Je vais paraître stupide, mais je pense que oui.
Pour moi la guerre économique a remplacé la guerre tout court, et elle peut détruire un pays avec une efficacité presque équivalente. Il suffit de se rappeler dans quel état se trouvait l'Angleterre avant l'élection de Thatcher : industrie périmée, innovation nulle, chomage galopant. (En plus le remède a failli tuer le malade : au total les Anglais ont vécu 20 ans d'enfer) Ou l'Argentine après le hold-up mené par le président... flute, heu... Duarte, je crois, et son parti : réduite à une économie de troc. (le pesos ne valait plus rien)
En France, on compte 7 millions de personnes en dessous du seuil de pauvreté (800€/mois pour un célibataire) dont 2 millions d'enfants "en situation de grande pauvreté", terme détestable pour une situation qui me révolte. Ceux-là seront pauvres toute leur vie.

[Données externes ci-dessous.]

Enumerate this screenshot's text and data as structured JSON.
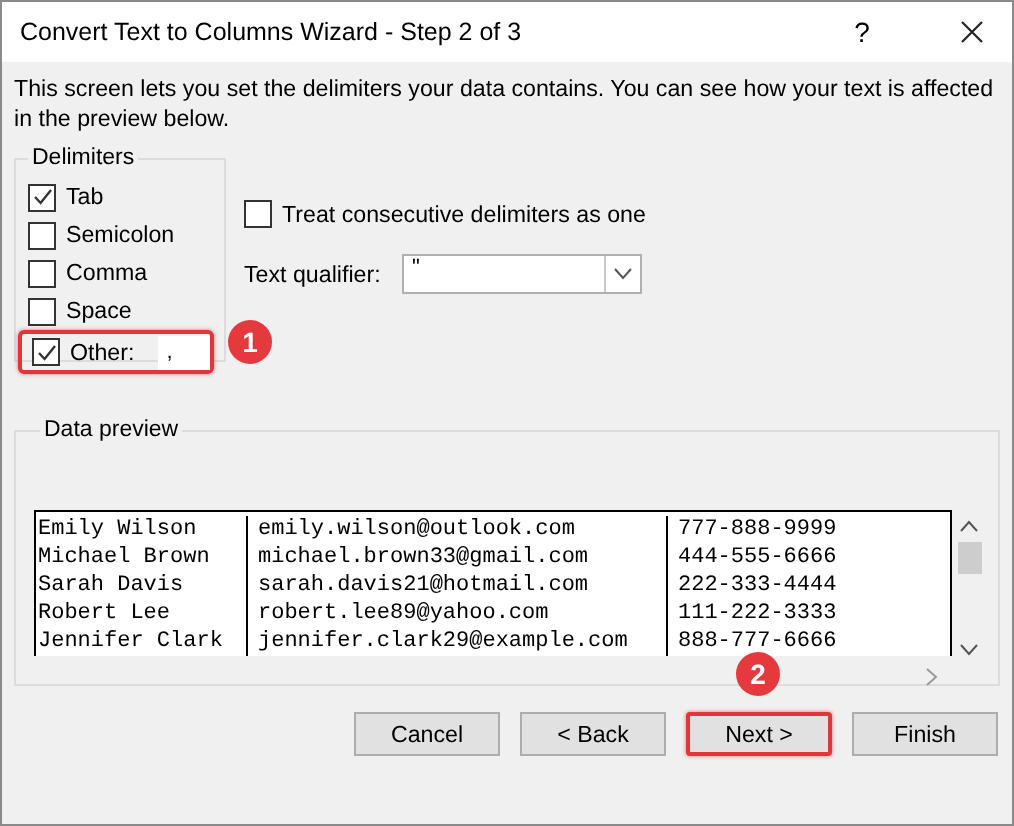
{
  "window": {
    "title": "Convert Text to Columns Wizard - Step 2 of 3",
    "help": "?"
  },
  "intro": "This screen lets you set the delimiters your data contains.  You can see how your text is affected in the preview below.",
  "delimiters": {
    "title": "Delimiters",
    "options": [
      {
        "label": "Tab",
        "checked": true
      },
      {
        "label": "Semicolon",
        "checked": false
      },
      {
        "label": "Comma",
        "checked": false
      },
      {
        "label": "Space",
        "checked": false
      },
      {
        "label": "Other:",
        "checked": true,
        "value": ",",
        "highlighted": true,
        "annotation": "1"
      }
    ]
  },
  "treat_consecutive": {
    "label": "Treat consecutive delimiters as one",
    "checked": false
  },
  "text_qualifier": {
    "label": "Text qualifier:",
    "value": "\""
  },
  "data_preview": {
    "title": "Data preview",
    "rows": [
      [
        "Emily Wilson",
        "emily.wilson@outlook.com",
        "777-888-9999"
      ],
      [
        "Michael Brown",
        "michael.brown33@gmail.com",
        "444-555-6666"
      ],
      [
        "Sarah Davis",
        "sarah.davis21@hotmail.com",
        "222-333-4444"
      ],
      [
        "Robert Lee",
        "robert.lee89@yahoo.com",
        "111-222-3333"
      ],
      [
        "Jennifer Clark",
        "jennifer.clark29@example.com",
        "888-777-6666"
      ]
    ]
  },
  "buttons": [
    {
      "label": "Cancel",
      "highlighted": false
    },
    {
      "label": "< Back",
      "highlighted": false
    },
    {
      "label": "Next >",
      "highlighted": true,
      "annotation": "2"
    },
    {
      "label": "Finish",
      "highlighted": false
    }
  ]
}
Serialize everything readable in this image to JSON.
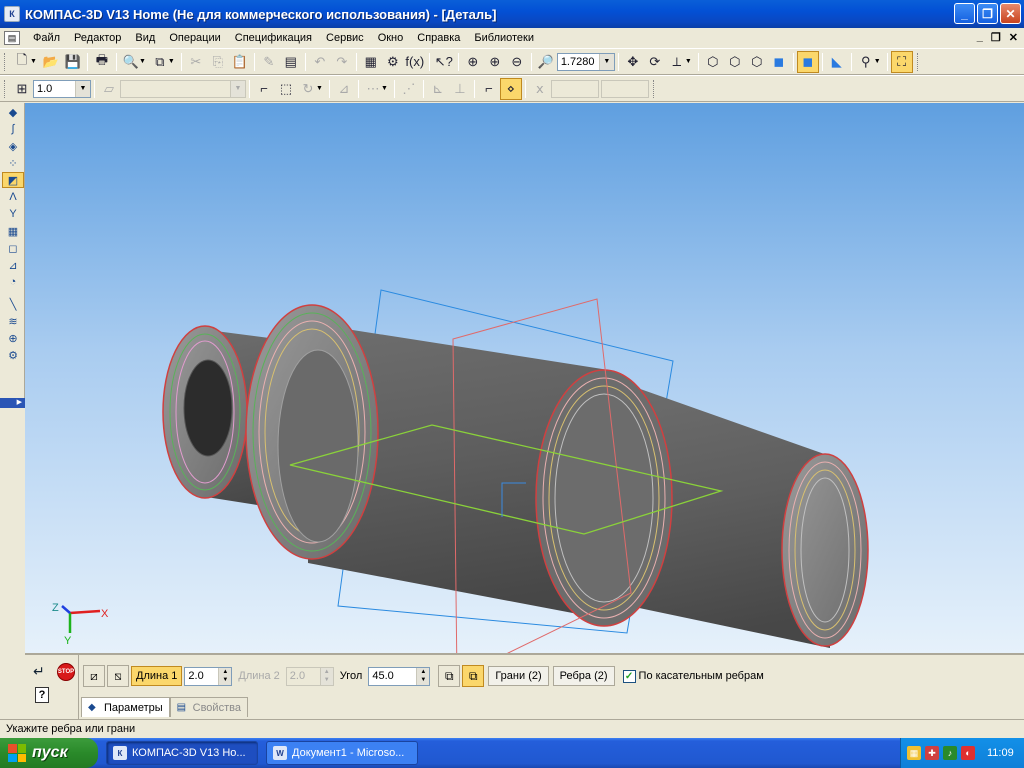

Qu'on ne me dise pas que ça n'a pas d'effets sur la santé et la longévité des personnes : la grande pauvreté tue. Et on peut parfaitement imaginer la France dans une situation économique bien pire qu'aujourd'hui. Si les entreprises disparaissent, le système social coule avec. La guerre économique tue ! (et dans cette guerre, l'Europe fait du désarmement unilatéral)
J'arrête là-dessus : c'est hors-sujet. La guerre économique est traitée dans d'autres topics.